The Pensions Ombudsman has backed Prudential in two separate complaints made by savers who became unable to locate their pension funds after transferring to alleged liberators.
In the recently published decisions, Andrew Johnston and Ronald Powell complained that Prudential transferred their pension schemes without conducting sufficient checks on the receiving schemes and now both cannot find their money.
Both were members of the Prudential Personal Pension Plan.
However, pensions ombudsman Anthony Arter concluded in both decisions that while he had “great sympathy” for the position the consumers find themselves in, Pru did not commit an “administrative failure” by complying with the transfer requests.
He added that both members wished to exercise their legal rights and both receiving schemes were “properly registered” with HM Revenue and Customs, providing the appropriate declarations and information at the time.
However, Mr Arter hinted that if the transfers had taken place after the Pensions Regulator published its pension liberation guidance in February 2013, his conclusions may have been different.
Mr Johnston requested a transfer on 24 August 2012. Capita Oak wrote to Prudential on 3 October 2012, with the completed transfer discharge documentation. Prudential processed the £18,643 transfer on 10 October 2012.
On 26 January 2013, a company called Designed 4 Life contacted Prudential with a signed authority from Mr Johnston, saying he had instructed them to investigate his pension options, requesting a current transfer value. Prudential replied that the policy had already been transferred out.
In February that year, Capita Oak sent Mr Johnston an ‘investment choice letter’ to be signed and returned, with an opening statement following in April. Since then, he has been unable to obtain further information about his pension from Capita Oak, Imperial Trustee Services, or Barncroft Associates, which all helped facilitate the transfer.
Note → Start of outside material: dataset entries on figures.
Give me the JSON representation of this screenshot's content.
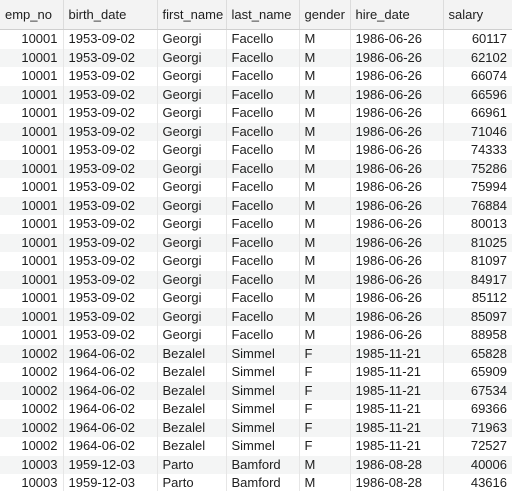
{
  "table": {
    "columns": [
      "emp_no",
      "birth_date",
      "first_name",
      "last_name",
      "gender",
      "hire_date",
      "salary"
    ],
    "rows": [
      [
        "10001",
        "1953-09-02",
        "Georgi",
        "Facello",
        "M",
        "1986-06-26",
        "60117"
      ],
      [
        "10001",
        "1953-09-02",
        "Georgi",
        "Facello",
        "M",
        "1986-06-26",
        "62102"
      ],
      [
        "10001",
        "1953-09-02",
        "Georgi",
        "Facello",
        "M",
        "1986-06-26",
        "66074"
      ],
      [
        "10001",
        "1953-09-02",
        "Georgi",
        "Facello",
        "M",
        "1986-06-26",
        "66596"
      ],
      [
        "10001",
        "1953-09-02",
        "Georgi",
        "Facello",
        "M",
        "1986-06-26",
        "66961"
      ],
      [
        "10001",
        "1953-09-02",
        "Georgi",
        "Facello",
        "M",
        "1986-06-26",
        "71046"
      ],
      [
        "10001",
        "1953-09-02",
        "Georgi",
        "Facello",
        "M",
        "1986-06-26",
        "74333"
      ],
      [
        "10001",
        "1953-09-02",
        "Georgi",
        "Facello",
        "M",
        "1986-06-26",
        "75286"
      ],
      [
        "10001",
        "1953-09-02",
        "Georgi",
        "Facello",
        "M",
        "1986-06-26",
        "75994"
      ],
      [
        "10001",
        "1953-09-02",
        "Georgi",
        "Facello",
        "M",
        "1986-06-26",
        "76884"
      ],
      [
        "10001",
        "1953-09-02",
        "Georgi",
        "Facello",
        "M",
        "1986-06-26",
        "80013"
      ],
      [
        "10001",
        "1953-09-02",
        "Georgi",
        "Facello",
        "M",
        "1986-06-26",
        "81025"
      ],
      [
        "10001",
        "1953-09-02",
        "Georgi",
        "Facello",
        "M",
        "1986-06-26",
        "81097"
      ],
      [
        "10001",
        "1953-09-02",
        "Georgi",
        "Facello",
        "M",
        "1986-06-26",
        "84917"
      ],
      [
        "10001",
        "1953-09-02",
        "Georgi",
        "Facello",
        "M",
        "1986-06-26",
        "85112"
      ],
      [
        "10001",
        "1953-09-02",
        "Georgi",
        "Facello",
        "M",
        "1986-06-26",
        "85097"
      ],
      [
        "10001",
        "1953-09-02",
        "Georgi",
        "Facello",
        "M",
        "1986-06-26",
        "88958"
      ],
      [
        "10002",
        "1964-06-02",
        "Bezalel",
        "Simmel",
        "F",
        "1985-11-21",
        "65828"
      ],
      [
        "10002",
        "1964-06-02",
        "Bezalel",
        "Simmel",
        "F",
        "1985-11-21",
        "65909"
      ],
      [
        "10002",
        "1964-06-02",
        "Bezalel",
        "Simmel",
        "F",
        "1985-11-21",
        "67534"
      ],
      [
        "10002",
        "1964-06-02",
        "Bezalel",
        "Simmel",
        "F",
        "1985-11-21",
        "69366"
      ],
      [
        "10002",
        "1964-06-02",
        "Bezalel",
        "Simmel",
        "F",
        "1985-11-21",
        "71963"
      ],
      [
        "10002",
        "1964-06-02",
        "Bezalel",
        "Simmel",
        "F",
        "1985-11-21",
        "72527"
      ],
      [
        "10003",
        "1959-12-03",
        "Parto",
        "Bamford",
        "M",
        "1986-08-28",
        "40006"
      ],
      [
        "10003",
        "1959-12-03",
        "Parto",
        "Bamford",
        "M",
        "1986-08-28",
        "43616"
      ]
    ]
  }
}
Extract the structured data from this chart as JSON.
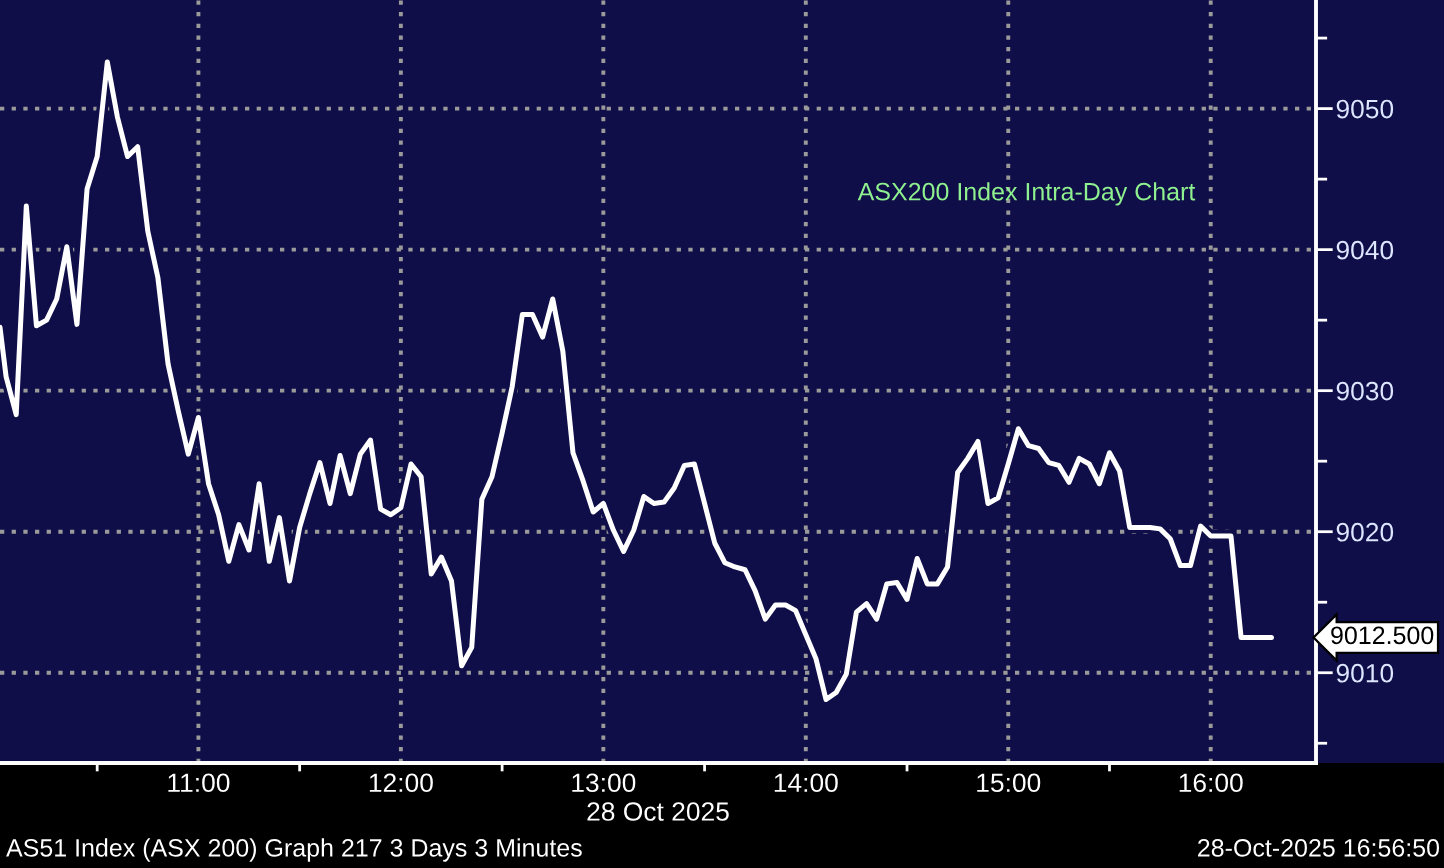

He complained to Prudential that they had not carried out a proper procedure in making the transfer and to take responsibility for reimbursing him the missing money. Prudential replied that they had acted in “good faith” under Mr Johnston’s specific instruction.
In the second, similar case, Mr Powell requested in August 2012 that Prudential transfer his £54,503 pension to the Dataspec Pension Scheme, which was said to be a money purchase occupational scheme.
A letter dated 31 May 2012, to Mr Powell, from Pension Marketplace, said to be a trading name of UK Pension Transfers, asked him to contact his pension provider for a full pension illustration and to complete and return a letter of authority. The top of the letter said “£25,000 back, no cost”, according to the decision. A further letter signed by Mr Powell also confirmed that the transaction was execution-only.
Prudential processed the transfer on 31 August 2012.
A loan-agreement was made between Mr Powell and the Regent Group in the amount of £27,251 and an undated letter asked for this sum to be transferred to his bank account. Interest of 6 per cent per annum was to be charged, but there was no requirement by Mr Powell to make repayments before the lock-in date of 31 December 2026.